Daß man mit krummen Beinen weit kommen kann, wenn man nur unverdrossen eins ums andere Walzer tanzen läßt, kannst Du aus dem Poststempel sehen. Beinah schon bin ich am Ende des Hessenlandes. Seine letzte Stadt habe ich erreicht und denke, hier liegen zu bleiben, und habe Arbeit genommen. Die Straßen sind krumm, und es gehen auch viele Studenten müßig dadrin herum. Auch dem Hans Höhrle bin ich begegnet. Er ist ein feiner Herr und hat ein gesticktes Käppchen auf seinem Kopf, wie jener Kirchweihaff, von dem ich haben wollte, daß Du mir ihn kaufen solltest. Hinter ihm her lief ein abscheulich großer Hund, so groß, wie bei uns ein rechtschaffenes Kalb, so daß ich nicht ganz sicher bin, ob es ein Hund ist oder sonst ein Rindvieh, wie's bei uns keines gibt. Der Hund kommt in der biblischen Geschichte vor in der Nähe von den drei Jünglingen im Feuerofen, nur war's damals kein Hund, sondern ein König. – Jetzt fährt mir sein Name als im Maul herum, aber ich kann nicht drauf kommen. – Der Hans ist aber – trotzdem er ein so feiner Herr ist – gegen mich sehr gemein gewesen. Er hat mich mitgenommen auf die Kneip zu seine Kumpane. Da sitze an die dreißig, vierzig und habe rote Wämser an mit bunte Schnüre dran. Herr Gott, könne die in denen Jacken saufe. – Beinah wär mir ebe der Name von dem Hund eingefalle, nun ist es wieder nichts – 's Bier hat nichts gekost! Sie habe 199 gesagt: Es wär dem Hans sein Examenssatz, weil er gerad eine Prüfung bestanden hätte, was sie Physikum heißen. Wie mer nachts heim sind, habe mich zwei geschleift.
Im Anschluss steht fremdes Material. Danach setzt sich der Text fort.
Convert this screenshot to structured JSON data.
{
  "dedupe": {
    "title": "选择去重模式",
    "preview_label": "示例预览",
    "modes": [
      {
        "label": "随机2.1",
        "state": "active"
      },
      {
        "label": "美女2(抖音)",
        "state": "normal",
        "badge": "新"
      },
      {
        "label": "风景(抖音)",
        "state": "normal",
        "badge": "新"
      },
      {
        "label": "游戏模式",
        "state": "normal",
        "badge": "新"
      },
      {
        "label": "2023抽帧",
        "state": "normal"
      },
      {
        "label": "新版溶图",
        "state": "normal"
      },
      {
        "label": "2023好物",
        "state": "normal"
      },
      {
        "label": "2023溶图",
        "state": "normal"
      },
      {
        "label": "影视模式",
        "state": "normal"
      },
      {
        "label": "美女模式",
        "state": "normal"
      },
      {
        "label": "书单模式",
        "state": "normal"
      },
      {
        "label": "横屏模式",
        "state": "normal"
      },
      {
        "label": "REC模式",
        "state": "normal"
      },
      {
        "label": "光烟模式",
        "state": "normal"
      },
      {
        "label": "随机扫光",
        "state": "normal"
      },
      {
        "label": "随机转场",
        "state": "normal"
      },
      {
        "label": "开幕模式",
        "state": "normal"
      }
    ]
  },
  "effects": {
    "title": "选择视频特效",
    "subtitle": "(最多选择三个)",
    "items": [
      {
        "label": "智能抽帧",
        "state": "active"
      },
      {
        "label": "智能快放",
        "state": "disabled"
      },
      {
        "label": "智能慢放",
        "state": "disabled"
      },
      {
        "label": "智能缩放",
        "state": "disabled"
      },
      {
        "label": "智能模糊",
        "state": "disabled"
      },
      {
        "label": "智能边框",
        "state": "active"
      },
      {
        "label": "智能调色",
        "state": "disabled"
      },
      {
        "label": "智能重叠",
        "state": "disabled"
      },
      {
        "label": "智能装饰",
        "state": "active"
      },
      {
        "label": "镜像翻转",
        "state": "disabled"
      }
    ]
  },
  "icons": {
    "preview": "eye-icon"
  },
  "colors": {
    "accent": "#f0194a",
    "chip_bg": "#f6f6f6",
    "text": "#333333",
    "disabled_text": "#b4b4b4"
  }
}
Auf einmal habe die Gläser in einer Laterne gerappelt, da sind die zwei durchgegange und habe mich liegen lasse. – Herrgott, wenn ich nur wüßt, wie der Hund heißt – Zwei Polizeidiener sind komme, und einer von dene hat gesagt: »Das ist das Schwein.« »Nein, sag' ich, Schwein ist das keines, ich heiße Nickel Lulay. Schwein ist's, wenn einer voll ist und doch ganz heim kommt. Wenn's einem geht wie mir, so ist das Pech.«

»Wie die Dinge jetzt weiter laufe, so logierst Du heut Nacht auf der Wache, und was eine Laterne kostet, das wirst Du morgen erfahren.« – Der Hund heißt: – – da, nu ist mir der Name doch wieder ausgeschlitzt. – Den Hans Höhrle hab ich von weitem als noch manchmal gesehen, aber ich bin ihm ausgewichen. Ich hab mich geniert, von wegen dem Rausch. Nur neulich, als ich im Philosophewald spaziert bin, da steht er plötzlich da unter einem Haufen Leuten, was sie hier Corona heißen, und ist mit Binden ganz verwickelt, so daß er aussieht, als ob er Hasen vom Krautfeld scheuchen wollte. Gleich drauf ist's losgegange. Sie habe einen Duellzweikampf gemacht. Der Hans mit seim Säbel hat um sich geschlage, wie a Windmühl, aber 's hat nichts genutzt, zu dritt habe se auf ihn geschlagen. Er hat geblut wie 'ne Sau. Ich aber war stolz auf mein Landsmann, daß er sich vor dreien nicht gefürcht hat, und die andern, ich sag Euch, die haben auch ihr Teil 200 kriegt. Neuigkeiten gibt's hier keine, außer, daß die Welt doch viel weitläufiger ist, als wie mer sich das daheim so vorstellt, womit ich bleibe Dein geliebter Sohn

Nickel.        

Apropos: Der Hund heißt Holofernes, das ist aber noch gar nichts demgegenüber, was hierzulande eine Gaslaterne kostet.«

Mit diesem Brief ging Frau Lulay zunächst zum Herrn Gerichtsvollzieher a. D. und machte ihm Vorwürfe, weil er ihr vorgeschnackt hatte, ihr Sohn könne da um Samarkand herum sein, während er tatsächlich noch im Hessenlande weilte.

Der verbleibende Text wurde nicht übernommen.